School closures in India have led to a drop in learning and reading abilities of kids compared to the pre-pandemic situation. A survey pointed out that nearly half of rural kids in India are unable to read more than a few words. Also, of those able to access online education, 43 per cent faced difficulty in following online classes and videos.
For many kids, school education is the only hope. Photo: By arrangement
A survey shows that the school closures in the wake of COVID19 have led to alarming inequities in learning opportunities for children in India. For the past 18 months, schools in India have been shut to contain the spread of coronavirus and now as some states such as Uttar Pradesh have reopened schools, some are still considering reopening.
A large section of children living in the rural areas in India were adversely impacted by the school closure and they didn’t have the luxury of attending online classes or learning through their smartphones when teachers and students in urban areas resorted to distance learning with virtual classrooms.
The result is — nearly half (48 per cent) of rural kids (aged 7 to 13 years of age) in India are unable to read more than a few words.
The school survey titled ‘Emergency report on School Education’ released on September 6 shows that only eight per cent rural kids had the opportunity to study online regularly and 37 per cent were not studying at all.
‘The School’ survey was conducted this year in August in 15 states and union territories including Assam, Bihar, Chandigarh, Delhi, Gujarat, Jharkhand, Karnataka, Maharashtra, Odisha, Punjab, Tamil Nadu, Uttar Pradesh and West Bengal. The survey was a joint effort of nearly 100 volunteers across the country. The report was prepared by the coordination team that included Indian economists Jean Drèze and Reetika Khera along with other volunteers.

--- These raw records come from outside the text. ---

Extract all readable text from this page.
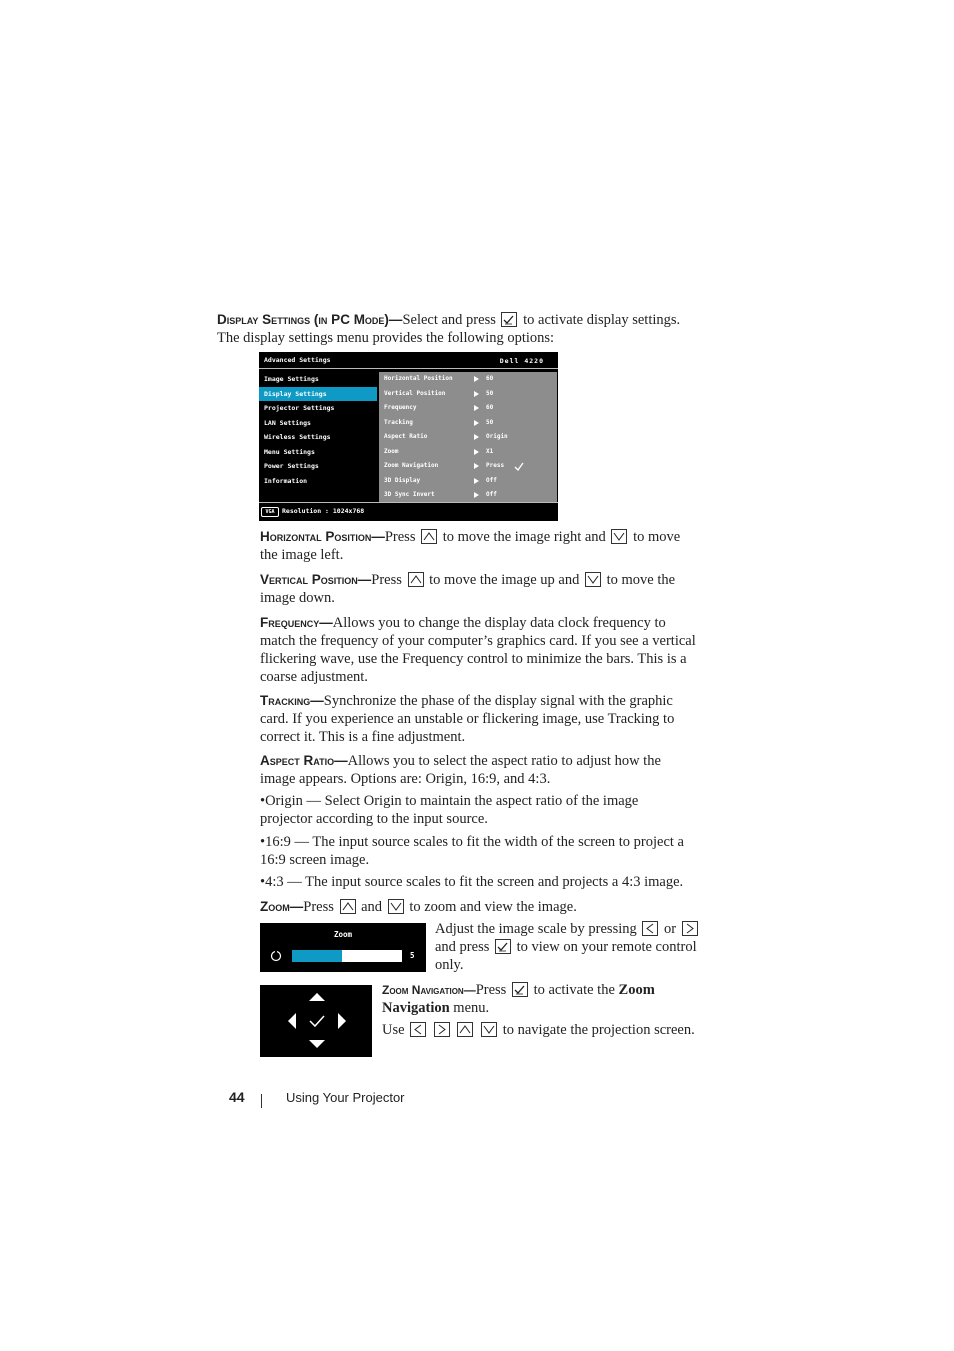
Display Settings (in PC Mode)—Select and press to activate display settings.
The display settings menu provides the following options:
Advanced Settings	Dell 4220
Image Settings
Display Settings
Projector Settings
LAN Settings
Wireless Settings
Menu Settings
Power Settings
Information
Horizontal Position	60
Vertical Position	50
Frequency	60
Tracking	50
Aspect Ratio	Origin
Zoom	X1
Zoom Navigation	Press
3D Display	Off
3D Sync Invert	Off
VGA	Resolution : 1024x768
Horizontal Position—Press to move the image right and to move
the image left.
Vertical Position—Press to move the image up and to move the
image down.
Frequency—Allows you to change the display data clock frequency to
match the frequency of your computer’s graphics card. If you see a vertical
flickering wave, use the Frequency control to minimize the bars. This is a
coarse adjustment.
Tracking—Synchronize the phase of the display signal with the graphic
card. If you experience an unstable or flickering image, use Tracking to
correct it. This is a fine adjustment.
Aspect Ratio—Allows you to select the aspect ratio to adjust how the
image appears. Options are: Origin, 16:9, and 4:3.
•Origin — Select Origin to maintain the aspect ratio of the image
projector according to the input source.
•16:9 — The input source scales to fit the width of the screen to project a
16:9 screen image.
•4:3 — The input source scales to fit the screen and projects a 4:3 image.
Zoom—Press and to zoom and view the image.
Zoom
5
Adjust the image scale by pressing or
and press to view on your remote control
only.
Zoom Navigation—Press to activate the Zoom
Navigation menu.
Use

	to navigate the projection screen.
44	Using Your Projector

As part of the survey, close to 1,400 households were interviewed and about 60 per cent of the sample households hailed from rural areas.
Three fourth of the surveyed parents said that their children’s reading abilities have declined during the school closure due to COVID19. Almost all parents (97 per cent) said schools should reopen as soon as possible and for many of them, school education is the only hope that their children will have a better life than their own.

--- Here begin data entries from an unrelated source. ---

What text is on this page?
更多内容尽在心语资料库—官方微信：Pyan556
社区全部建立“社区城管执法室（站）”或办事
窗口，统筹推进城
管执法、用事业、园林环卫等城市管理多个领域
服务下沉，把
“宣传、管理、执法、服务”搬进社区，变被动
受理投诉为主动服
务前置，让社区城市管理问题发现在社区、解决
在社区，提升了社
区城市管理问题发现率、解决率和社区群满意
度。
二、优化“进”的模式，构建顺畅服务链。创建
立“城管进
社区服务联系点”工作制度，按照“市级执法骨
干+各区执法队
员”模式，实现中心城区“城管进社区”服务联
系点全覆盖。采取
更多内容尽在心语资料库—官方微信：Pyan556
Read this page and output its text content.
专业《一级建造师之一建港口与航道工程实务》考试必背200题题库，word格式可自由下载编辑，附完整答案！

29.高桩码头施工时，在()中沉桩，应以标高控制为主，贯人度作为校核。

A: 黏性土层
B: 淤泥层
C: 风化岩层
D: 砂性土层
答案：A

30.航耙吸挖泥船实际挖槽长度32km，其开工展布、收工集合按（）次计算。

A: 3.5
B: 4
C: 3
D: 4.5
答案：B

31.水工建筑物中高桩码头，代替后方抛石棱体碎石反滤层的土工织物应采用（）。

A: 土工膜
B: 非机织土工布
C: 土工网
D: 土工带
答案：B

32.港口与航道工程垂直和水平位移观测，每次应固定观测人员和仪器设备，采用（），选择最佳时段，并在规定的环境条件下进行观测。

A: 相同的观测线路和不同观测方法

The survey pointed out that one reason for the declining reading and learning abilities of kids is that many sample households have no smartphone. Despite half (51 per cent) of rural families having smartphones, only eight per cent of the kids in such families were studying regularly.

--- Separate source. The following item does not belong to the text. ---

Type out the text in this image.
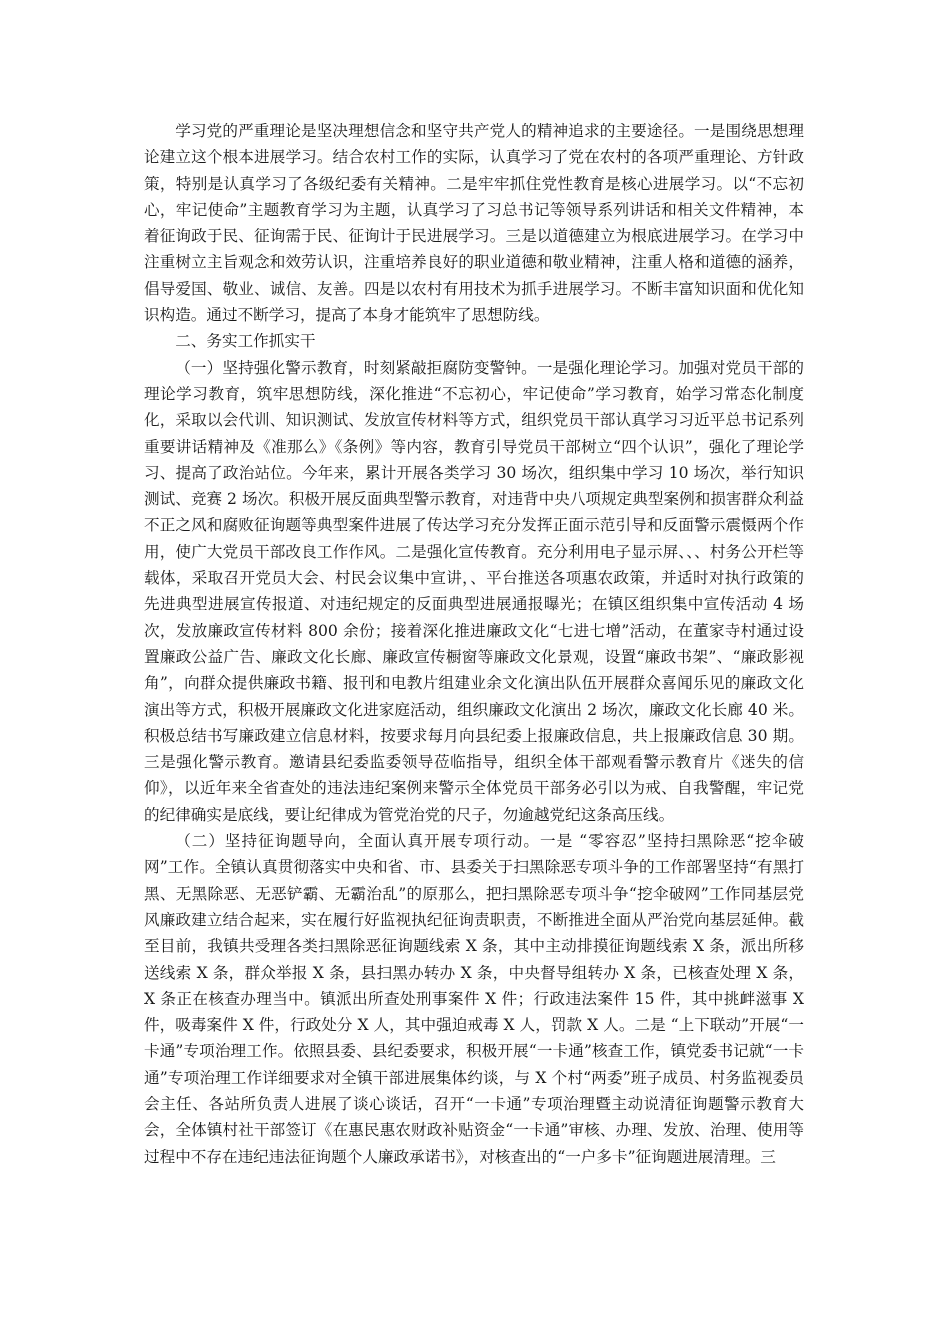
学习党的严重理论是坚决理想信念和坚守共产党人的精神追求的主要途径。一是围绕思想理论建立这个根本进展学习。结合农村工作的实际，认真学习了党在农村的各项严重理论、方针政策，特别是认真学习了各级纪委有关精神。二是牢牢抓住党性教育是核心进展学习。以“不忘初心，牢记使命”主题教育学习为主题，认真学习了习总书记等领导系列讲话和相关文件精神，本着征询政于民、征询需于民、征询计于民进展学习。三是以道德建立为根底进展学习。在学习中注重树立主旨观念和效劳认识，注重培养良好的职业道德和敬业精神，注重人格和道德的涵养，倡导爱国、敬业、诚信、友善。四是以农村有用技术为抓手进展学习。不断丰富知识面和优化知识构造。通过不断学习，提高了本身才能筑牢了思想防线。

二、务实工作抓实干

（一）坚持强化警示教育，时刻紧敲拒腐防变警钟。一是强化理论学习。加强对党员干部的理论学习教育，筑牢思想防线，深化推进“不忘初心，牢记使命”学习教育，始学习常态化制度化，采取以会代训、知识测试、发放宣传材料等方式，组织党员干部认真学习习近平总书记系列重要讲话精神及《准那么》《条例》等内容，教育引导党员干部树立“四个认识”，强化了理论学习、提高了政治站位。今年来，累计开展各类学习 30 场次，组织集中学习 10 场次，举行知识测试、竞赛 2 场次。积极开展反面典型警示教育，对违背中央八项规定典型案例和损害群众利益不正之风和腐败征询题等典型案件进展了传达学习充分发挥正面示范引导和反面警示震慑两个作用，使广大党员干部改良工作作风。二是强化宣传教育。充分利用电子显示屏、、、村务公开栏等载体，采取召开党员大会、村民会议集中宣讲，、平台推送各项惠农政策，并适时对执行政策的先进典型进展宣传报道、对违纪规定的反面典型进展通报曝光；在镇区组织集中宣传活动 4 场次，发放廉政宣传材料 800 余份；接着深化推进廉政文化“七进七增”活动，在董家寺村通过设置廉政公益广告、廉政文化长廊、廉政宣传橱窗等廉政文化景观，设置“廉政书架”、“廉政影视角”，向群众提供廉政书籍、报刊和电教片组建业余文化演出队伍开展群众喜闻乐见的廉政文化演出等方式，积极开展廉政文化进家庭活动，组织廉政文化演出 2 场次，廉政文化长廊 40 米。积极总结书写廉政建立信息材料，按要求每月向县纪委上报廉政信息，共上报廉政信息 30 期。三是强化警示教育。邀请县纪委监委领导莅临指导，组织全体干部观看警示教育片《迷失的信仰》，以近年来全省查处的违法违纪案例来警示全体党员干部务必引以为戒、自我警醒，牢记党的纪律确实是底线，要让纪律成为管党治党的尺子，勿逾越党纪这条高压线。

（二）坚持征询题导向，全面认真开展专项行动。一是 “零容忍”坚持扫黑除恶“挖伞破网”工作。全镇认真贯彻落实中央和省、市、县委关于扫黑除恶专项斗争的工作部署坚持“有黑打黑、无黑除恶、无恶铲霸、无霸治乱”的原那么，把扫黑除恶专项斗争“挖伞破网”工作同基层党风廉政建立结合起来，实在履行好监视执纪征询责职责，不断推进全面从严治党向基层延伸。截至目前，我镇共受理各类扫黑除恶征询题线索 X 条，其中主动排摸征询题线索 X 条，派出所移送线索 X 条，群众举报 X 条，县扫黑办转办 X 条，中央督导组转办 X 条，已核查处理 X 条，X 条正在核查办理当中。镇派出所查处刑事案件 X 件；行政违法案件 15 件，其中挑衅滋事 X 件，吸毒案件 X 件，行政处分 X 人，其中强迫戒毒 X 人，罚款 X 人。二是 “上下联动”开展“一卡通”专项治理工作。依照县委、县纪委要求，积极开展“一卡通”核查工作，镇党委书记就“一卡通”专项治理工作详细要求对全镇干部进展集体约谈，与 X 个村“两委”班子成员、村务监视委员会主任、各站所负责人进展了谈心谈话，召开“一卡通”专项治理暨主动说清征询题警示教育大会，全体镇村社干部签订《在惠民惠农财政补贴资金“一卡通”审核、办理、发放、治理、使用等过程中不存在违纪违法征询题个人廉政承诺书》，对核查出的“一户多卡”征询题进展清理。三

“Smartphones are often used by working adults, and may or may not be available to school children, especially the younger siblings. In addition, there are other issues of online access such as poor connectivity and lack of money for data,” stated the survey report.
There exist many loopholes when it comes to educating children living in rural areas virtually, however, the ground reality shows that parents in rural areas are either unaware or generally disinterested.
For instance, Arjun, father of school going kids, from Barka village in Muzaffarpur, Bihar, told Gaon Connection: “I have a smartphone, but we don’t know how to teach children through this.”
However, the situation in urban areas was also not very satisfactory. The proportion of parents who felt that their child had ‘adequate online access’ was just 23 per cent in urban areas and eight per cent in rural areas.
Besides access to smartphones, every two in three rural kids faced connectivity problems, 43 per cent of kids managing to access online study complained that it was difficult for them to follow online classes and videos. One third of the surveyed rural kids said they used to study ‘sometimes’ at home without any help from parents or teachers.
The survey report also highlighted that in many states, including Assam, Bihar, Jharkhand and Uttar Pradesh, virtually nothing has been done to help children who lack the means for online learning.
In other states such as Karnataka, Maharashtra, Punjab and Rajasthan, the survey claimed that some efforts have been made, for instance by giving ‘worksheets’ to offline children by way of homework, or by instructing teachers to visit parents’ homes from time to time for advice.
“Most of these efforts, however, are far from satisfactory, judging not only from the testimonies of parents and children, but also from the fact that children’s reading and writing abilities have been in freefall during the lockout. The youngest children, e.g. in Grades 1 and 2, have been especially deprived of support,” stated the survey report.
This impact was also corroborated in a recent report by UNICEF. It showed that in India, 80 per cent of children aged 14-18 years reported lower levels of learning than when physically at school. This was higher than the neighbouring country Sri Lanka, where 69 per cent of parents of primary school children reported that their children were learning ‘less’ or ‘a lot less.’
Other than decreasing learning abilities, experts fear an increase in dropout of school going kids, especially girls. “Some major issues that we will have to deal with are going to be a drop in the learning levels, students dropping out of school and parents pulling their children out of schools due to economic stress, girls in particular,” Karnataka-based Nagakarthik MP, the founder of the SauraMandala Foundation, a non-profit working with vulnerable communities, told Gaon Connection.
“The impact is going to be long-term,” he added while talking about the impact on children in poor and low-resource settings in rural areas.